80% of junior staff across the legal sector are women, but in senior leadership teams that figure is reversed. We’re seeing a similar problem with solicitors. It’s great to see that 53% of solicitors on the roll are now women, but at partner-level, that drops to just 30%. Changing these statistics is a key goal of the scholarship.

We also feel a responsibility as a training provider to do more. Particularly when forward thinking regulators have been leading the way and encouraging innovation in legal training. The SRA, for example, has made the solicitor pathway as flexible as it has ever been, whether that’s by embracing learning online or opening assessment centres in 26 countries. As a training provider, though we always look to innovate, we must work within the framework set by regulators.

That’s why we welcome the current creativity and innovation in the sector, and are delighted to see closer alignment with our vision for more flexible routes to qualifying. It’s great for us to be able to bring to life the initiatives to democratise a legal education at a regulatory and industry level. Learners and law firms alike increasingly expect access to online flexible education, and we are making that increasingly possible.


How do you see Law Training Centre’s scholarship programme developing over the coming years?

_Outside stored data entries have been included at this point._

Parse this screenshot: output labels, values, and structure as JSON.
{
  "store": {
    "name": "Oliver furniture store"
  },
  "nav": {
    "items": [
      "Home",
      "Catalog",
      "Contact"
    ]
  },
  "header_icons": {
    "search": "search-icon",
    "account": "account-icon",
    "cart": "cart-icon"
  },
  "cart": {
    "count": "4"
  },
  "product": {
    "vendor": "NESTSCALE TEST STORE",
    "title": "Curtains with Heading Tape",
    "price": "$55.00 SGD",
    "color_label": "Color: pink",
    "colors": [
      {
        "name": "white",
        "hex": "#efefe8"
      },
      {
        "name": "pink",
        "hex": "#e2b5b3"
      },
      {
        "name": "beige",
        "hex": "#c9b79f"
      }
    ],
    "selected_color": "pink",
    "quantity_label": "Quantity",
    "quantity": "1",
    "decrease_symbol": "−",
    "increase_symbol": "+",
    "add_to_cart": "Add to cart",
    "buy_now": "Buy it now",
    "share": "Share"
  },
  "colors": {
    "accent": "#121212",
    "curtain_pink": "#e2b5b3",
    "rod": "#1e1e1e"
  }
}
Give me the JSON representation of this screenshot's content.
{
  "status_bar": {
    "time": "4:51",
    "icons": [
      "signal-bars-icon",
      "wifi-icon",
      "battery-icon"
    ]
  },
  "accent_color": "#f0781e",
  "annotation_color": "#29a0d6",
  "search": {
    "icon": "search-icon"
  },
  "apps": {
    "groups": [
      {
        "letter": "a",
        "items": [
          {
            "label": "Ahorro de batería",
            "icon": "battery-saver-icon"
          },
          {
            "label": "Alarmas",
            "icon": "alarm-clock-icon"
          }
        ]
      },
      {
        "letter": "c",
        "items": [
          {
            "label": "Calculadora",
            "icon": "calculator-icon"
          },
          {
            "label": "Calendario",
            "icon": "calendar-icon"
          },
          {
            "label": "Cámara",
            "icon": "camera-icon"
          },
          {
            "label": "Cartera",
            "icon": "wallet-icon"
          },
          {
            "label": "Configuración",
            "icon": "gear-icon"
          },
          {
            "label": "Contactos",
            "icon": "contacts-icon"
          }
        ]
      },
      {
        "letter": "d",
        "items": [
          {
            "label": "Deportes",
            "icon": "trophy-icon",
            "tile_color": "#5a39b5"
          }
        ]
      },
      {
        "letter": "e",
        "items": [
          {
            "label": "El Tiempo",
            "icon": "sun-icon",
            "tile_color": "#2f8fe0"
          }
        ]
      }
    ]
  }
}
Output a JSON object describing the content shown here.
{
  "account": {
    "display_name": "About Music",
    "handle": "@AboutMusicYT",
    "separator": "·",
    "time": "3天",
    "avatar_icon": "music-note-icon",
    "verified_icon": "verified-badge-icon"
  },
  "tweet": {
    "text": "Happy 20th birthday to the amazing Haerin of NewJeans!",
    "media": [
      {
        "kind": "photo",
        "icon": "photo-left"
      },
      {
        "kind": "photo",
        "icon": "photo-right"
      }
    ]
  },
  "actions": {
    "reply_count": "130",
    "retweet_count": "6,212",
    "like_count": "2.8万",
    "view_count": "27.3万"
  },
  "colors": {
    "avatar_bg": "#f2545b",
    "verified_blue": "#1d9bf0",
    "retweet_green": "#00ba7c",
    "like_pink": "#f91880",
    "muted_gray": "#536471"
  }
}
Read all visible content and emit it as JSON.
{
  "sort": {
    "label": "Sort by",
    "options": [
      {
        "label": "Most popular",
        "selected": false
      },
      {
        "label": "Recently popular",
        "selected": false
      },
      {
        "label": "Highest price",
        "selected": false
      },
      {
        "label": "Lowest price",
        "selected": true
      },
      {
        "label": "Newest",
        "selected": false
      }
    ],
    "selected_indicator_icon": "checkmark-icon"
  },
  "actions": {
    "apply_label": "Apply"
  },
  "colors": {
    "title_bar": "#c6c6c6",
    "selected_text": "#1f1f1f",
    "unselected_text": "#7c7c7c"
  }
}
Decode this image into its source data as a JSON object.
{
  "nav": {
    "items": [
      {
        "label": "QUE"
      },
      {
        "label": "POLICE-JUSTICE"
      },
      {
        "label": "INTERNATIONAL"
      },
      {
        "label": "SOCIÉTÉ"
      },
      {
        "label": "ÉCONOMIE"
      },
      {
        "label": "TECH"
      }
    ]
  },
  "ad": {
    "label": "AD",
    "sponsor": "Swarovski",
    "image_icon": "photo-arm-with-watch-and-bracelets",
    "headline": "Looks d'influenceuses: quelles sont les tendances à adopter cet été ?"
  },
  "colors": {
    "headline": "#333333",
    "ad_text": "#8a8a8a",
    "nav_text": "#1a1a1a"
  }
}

The Open to All Scholarship is a key part of our plan moving forwards. Because we’re based online, we can offer high-quality teaching and one-to-one support without having to charge our students the earth. And because our course fees are a lot lower, we’re able to offer a lot more scholarships.

In fact, we’re intending to extend this scholarship programme. At the moment, we’re funding this entirely ourselves, but we’re hoping to change that in the future by working more closely with our partners in the industry. The benefactor model is very common across the legal training sector, where large firms or otherwise interested high net worth individuals put their names to scholarships or law school buildings. But that has historically only been an option for the biggest firms and wealthiest individuals.

That’s another thing that we would like to change by making the benefactor model more widely available, helping them to give back and effect change in the industry. Ultimately, we need that help to really scale our efforts to tackle issues in the legal sector such as problems with diversity.


Do you have any other initiatives on the horizon?

In a word – yes. Expanding access to qualifying work experience and making it easier to sign it off is a key aim of ours, and we have a plan in place to do that through our partner Access Law Clinic. For people whose company or firm won’t or can’t sign off on their qualifying work experience, this is a huge barrier. They are typically forced to go to a consultant at the cost of around £900. But through the Clinic, we’re able to offer this service at a much lower cost and we’re working closely with law firms to expand this access.

We’re also working on an initiative to broaden access to the judiciary, and with the regulators on initiatives across a number of issues that are affecting our learners. One initiative that we’re particularly excited about is to help people cross-qualify who have sat SQE1 but aren’t keen to progress with SQE2, and we have a range of other ideas as well, so there is plenty more to come from Law Training Centre over the coming months.